Are the companies providing these AI services actually profitable? My impression is that AI prices are grossly suppressed and might explode soon.


It appears very much not. There has been some suggestion that inference may be “profitable” on a unit basis but that’s ignoring most of the costs. When factoring everything in most of these look very much upside down.

While there demand at the moment, it’s also unclear what the demand would be if the prices where “real” aka what it would take to run a sustainable business.


Those sound like typical bootstrap-sized workflow optimization opportunities, which are always available but have a modest ceiling on both sales volume and margin.

That's great that you happened to find a way to use "AI solutions" for this, but it fits precisely inside the parents "tech wise, I'm bullish" statement. It's genuinely new tech, which can unearth some new opportunities like this, by addressing many niche problems that were either out of reach before or couldn't be done efficiently enough before. People like yourself should absolutely be looking for smart new small businesses to build with it, and maybe you'll even be able to grow that business into something incredible for yourself over the next 20 years. Congratulations and good luck.

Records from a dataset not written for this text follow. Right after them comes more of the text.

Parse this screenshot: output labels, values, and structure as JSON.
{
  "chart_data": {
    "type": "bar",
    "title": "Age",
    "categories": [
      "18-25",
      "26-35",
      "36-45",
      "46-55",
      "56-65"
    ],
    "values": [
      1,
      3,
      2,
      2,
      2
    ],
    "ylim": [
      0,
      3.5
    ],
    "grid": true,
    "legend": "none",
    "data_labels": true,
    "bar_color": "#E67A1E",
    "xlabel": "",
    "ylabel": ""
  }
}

The AI investment bubble that people are concerned about is about a whole different scale of bet being made; a bet which would only have possibly paid off if this technology completely reconfigured the economy within the next couple years. That really just doesn't seem to be in the cards.


Well said.

Folks were super bullish tech wise on the internet when it was new and that turned out it be correct. It was also correct that the .com bubble wiped out a generation of companies and those that survived took a decade or more to recover.

The same thing is playing out here… tech is great and not going away but also the business side is increasingly looking like another implosion waiting to happen.

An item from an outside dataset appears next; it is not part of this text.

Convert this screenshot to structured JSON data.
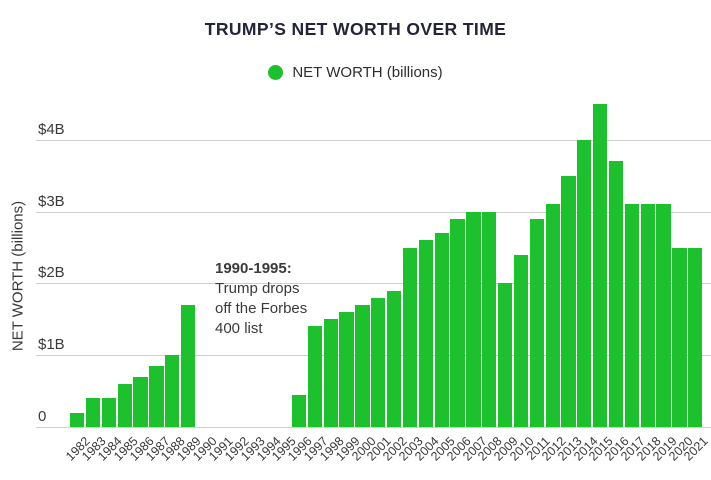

I hope someone develops an AI that can do your job at a few dollars often less. That would be great, wouldn’t it? The economics of those tokens is great. It would be a solution that just finds money.

Of course, you can still be on the loop to double check its work, but no worries, you can do it part time.


1) welp, I hope this is not my healthcare provider. 2) Do you realize the cost fallacy just extends one level deeper, since those pennies on tokens soon will become hundreds your nurses become cheaper again? 3) "Our AI", come on. What exactly are you using? this is a technical forum.